To benefit from the regime, employees must issue a written declaration to their employers asking for the application of the reduced tax rates. Self-employed workers and individuals carrying out business activities will be able to apply the regime autonomously when filing their tax return, as well as presenting specific written requests to their clients for reduced rates. The Tax Authority specifies that applications can be made to the regime until the submission of so-called "late tax returns" (i.e. within 90 days of the official deadline). After this deadline has fallen, it will no longer be possible to apply for the regime. However, if a worker does not apply to the regime in their first year of residence in Italy, he/she is still able to apply in their following years of residence (up to the first five years of residence).
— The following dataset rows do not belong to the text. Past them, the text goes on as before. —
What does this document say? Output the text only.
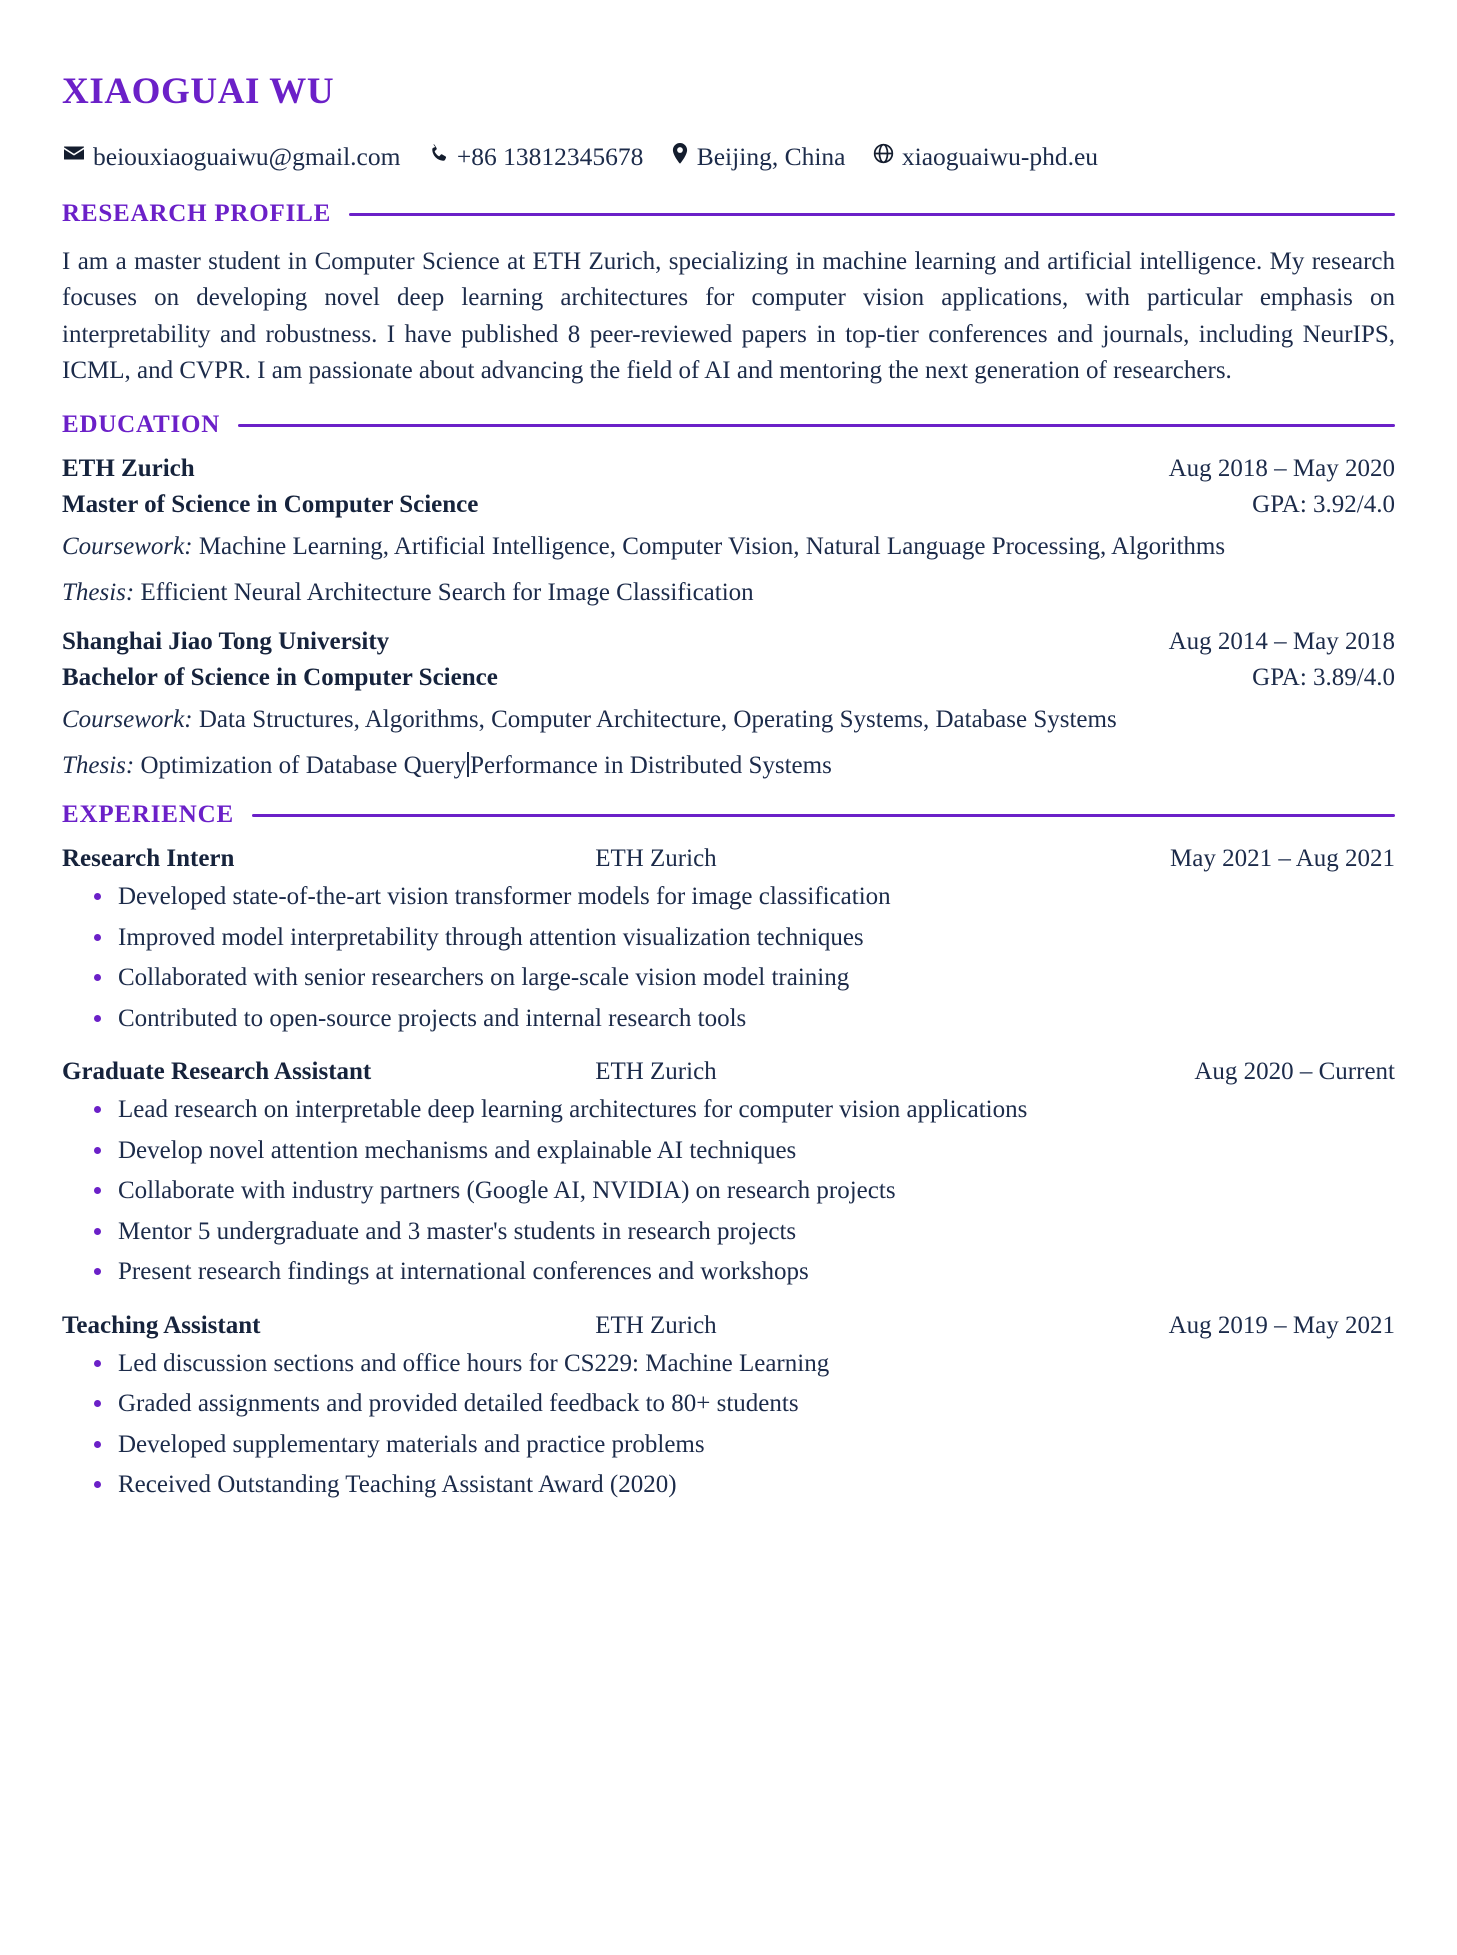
XIAOGUAI WU
beiouxiaoguaiwu@gmail.com +86 13812345678 Beijing, China xiaoguaiwu-phd.eu
RESEARCH PROFILE

I am a master student in Computer Science at ETH Zurich, specializing in machine learning and artificial intelligence. My research focuses on developing novel deep learning architectures for computer vision applications, with particular emphasis on interpretability and robustness. I have published 8 peer-reviewed papers in top-tier conferences and journals, including NeurIPS, ICML, and CVPR. I am passionate about advancing the field of AI and mentoring the next generation of researchers.

EDUCATION
ETH Zurich	Aug 2018 – May 2020
Master of Science in Computer Science	GPA: 3.92/4.0

Coursework: Machine Learning, Artificial Intelligence, Computer Vision, Natural Language Processing, Algorithms

Thesis: Efficient Neural Architecture Search for Image Classification

Shanghai Jiao Tong University	Aug 2014 – May 2018
Bachelor of Science in Computer Science	GPA: 3.89/4.0

Coursework: Data Structures, Algorithms, Computer Architecture, Operating Systems, Database Systems

Thesis: Optimization of Database Query Performance in Distributed Systems

EXPERIENCE
Research Intern	ETH Zurich	May 2021 – Aug 2021
Developed state-of-the-art vision transformer models for image classification
Improved model interpretability through attention visualization techniques
Collaborated with senior researchers on large-scale vision model training
Contributed to open-source projects and internal research tools
Graduate Research Assistant	ETH Zurich	Aug 2020 – Current
Lead research on interpretable deep learning architectures for computer vision applications
Develop novel attention mechanisms and explainable AI techniques
Collaborate with industry partners (Google AI, NVIDIA) on research projects
Mentor 5 undergraduate and 3 master's students in research projects
Present research findings at international conferences and workshops
Teaching Assistant	ETH Zurich	Aug 2019 – May 2021
Led discussion sections and office hours for CS229: Machine Learning
Graded assignments and provided detailed feedback to 80+ students
Developed supplementary materials and practice problems
Received Outstanding Teaching Assistant Award (2020)
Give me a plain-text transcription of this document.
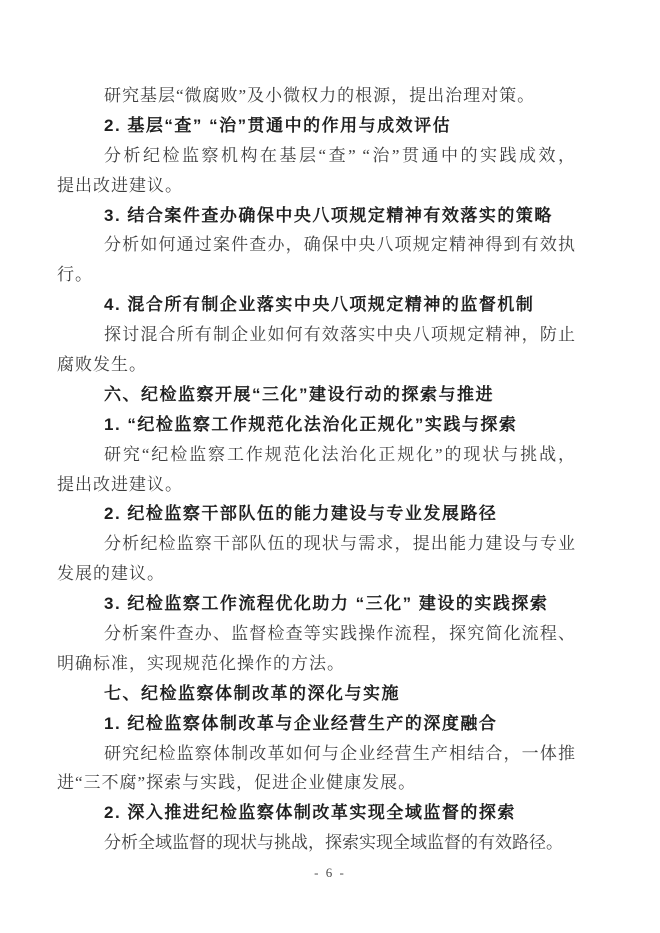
研究基层“微腐败”及小微权力的根源，提出治理对策。
2. 基层“查” “治”贯通中的作用与成效评估
分析纪检监察机构在基层“查” “治”贯通中的实践成效，
提出改进建议。
3. 结合案件查办确保中央八项规定精神有效落实的策略
分析如何通过案件查办，确保中央八项规定精神得到有效执
行。
4. 混合所有制企业落实中央八项规定精神的监督机制
探讨混合所有制企业如何有效落实中央八项规定精神，防止
腐败发生。
六、纪检监察开展“三化”建设行动的探索与推进
1. “纪检监察工作规范化法治化正规化”实践与探索
研究“纪检监察工作规范化法治化正规化”的现状与挑战，
提出改进建议。
2. 纪检监察干部队伍的能力建设与专业发展路径
分析纪检监察干部队伍的现状与需求，提出能力建设与专业
发展的建议。
3. 纪检监察工作流程优化助力 “三化” 建设的实践探索
分析案件查办、监督检查等实践操作流程，探究简化流程、
明确标准，实现规范化操作的方法。
七、纪检监察体制改革的深化与实施
1. 纪检监察体制改革与企业经营生产的深度融合
研究纪检监察体制改革如何与企业经营生产相结合，一体推
进“三不腐”探索与实践，促进企业健康发展。
2. 深入推进纪检监察体制改革实现全域监督的探索
分析全域监督的现状与挑战，探索实现全域监督的有效路径。
- 6 -
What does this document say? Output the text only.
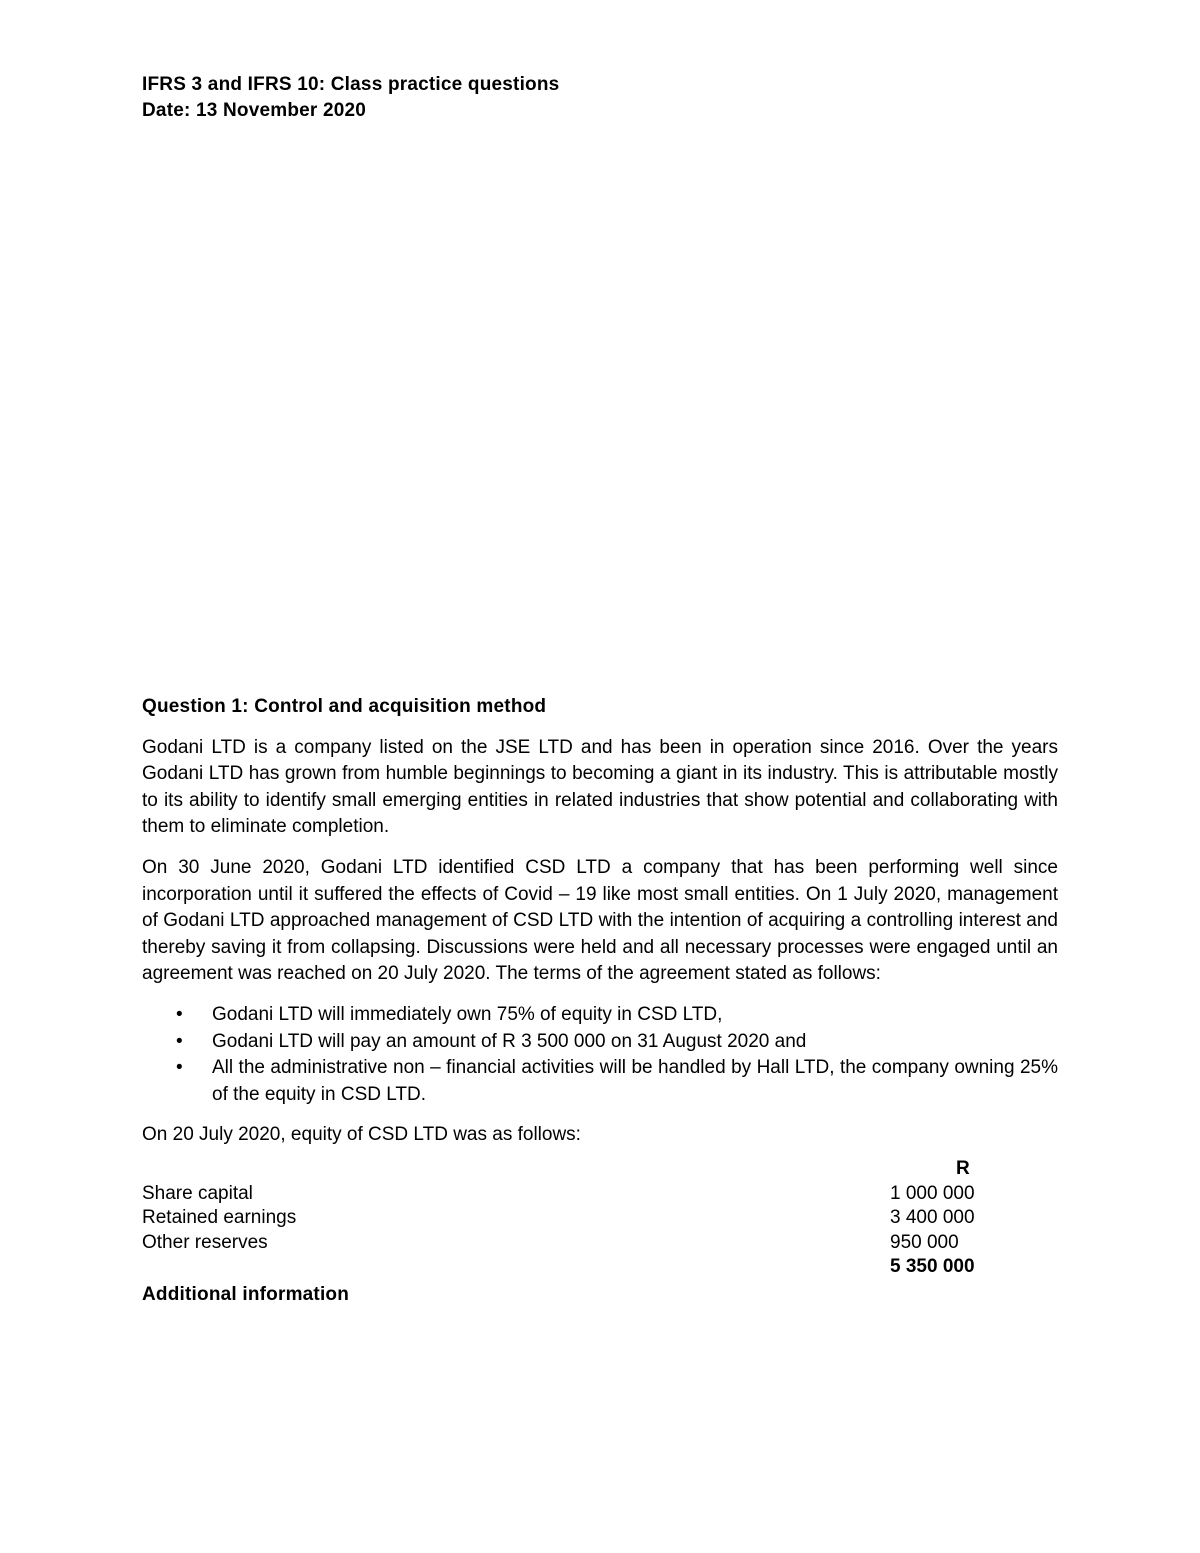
IFRS 3 and IFRS 10: Class practice questions
Date: 13 November 2020
Question 1: Control and acquisition method

Godani LTD is a company listed on the JSE LTD and has been in operation since 2016. Over the years Godani LTD has grown from humble beginnings to becoming a giant in its industry. This is attributable mostly to its ability to identify small emerging entities in related industries that show potential and collaborating with them to eliminate completion.

On 30 June 2020, Godani LTD identified CSD LTD a company that has been performing well since incorporation until it suffered the effects of Covid – 19 like most small entities. On 1 July 2020, management of Godani LTD approached management of CSD LTD with the intention of acquiring a controlling interest and thereby saving it from collapsing. Discussions were held and all necessary processes were engaged until an agreement was reached on 20 July 2020. The terms of the agreement stated as follows:

• Godani LTD will immediately own 75% of equity in CSD LTD,
• Godani LTD will pay an amount of R 3 500 000 on 31 August 2020 and
• All the administrative non – financial activities will be handled by Hall LTD, the company owning 25% of the equity in CSD LTD.

On 20 July 2020, equity of CSD LTD was as follows:

R
Share capital	1 000 000
Retained earnings	3 400 000
Other reserves	950 000
5 350 000
Additional information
The regime has no limitation concerning the nationality of workers relocating to Italy (e.g. non-EU nationals or those from countries that have not signed double taxation treaties with Italy are also able to apply).
Relocation to Italy's southern regions
Workers who relocate to the southern Italian regions will be able to apply a 90% exemption on their income. Furthermore, if they carry out their work in a different Italian municipality, while maintaining their residence in the south, they will still be entitled to benefit from the 90% reduction. In other words, the regime's incentives apply according to the residency of the individual and not on the basis of where their work is carried out.
Five year extension
The update specifies that applications to extend the regime (e.g. when purchasing a house or in the case of a minor child) must occur before 31 December of the fifth year of utilising the regime. In the event that an applicant were to purchase a property by 31 December of their final year under the regime, but did not sign the final purchase deed until after that date, the regime will not be extended. Furthermore, it also clarifies that the regime has a final maximum duration of 10 years.
Extension in case of buying a dwelling
In cases where the regime is extended due to the transfer of real estate, such transfer must be a purchase/sale transaction. Furthermore, the purchase must relate to the full ownership of the dwelling and not only the purchase of the sole usufruct or bare ownership of it.
The regime can also apply to income derived directly by authors or inventors of intellectual works, industrial patents and processes, formulas or information relating to experience acquired in the industrial, commercial or scientific fields, including copyrights.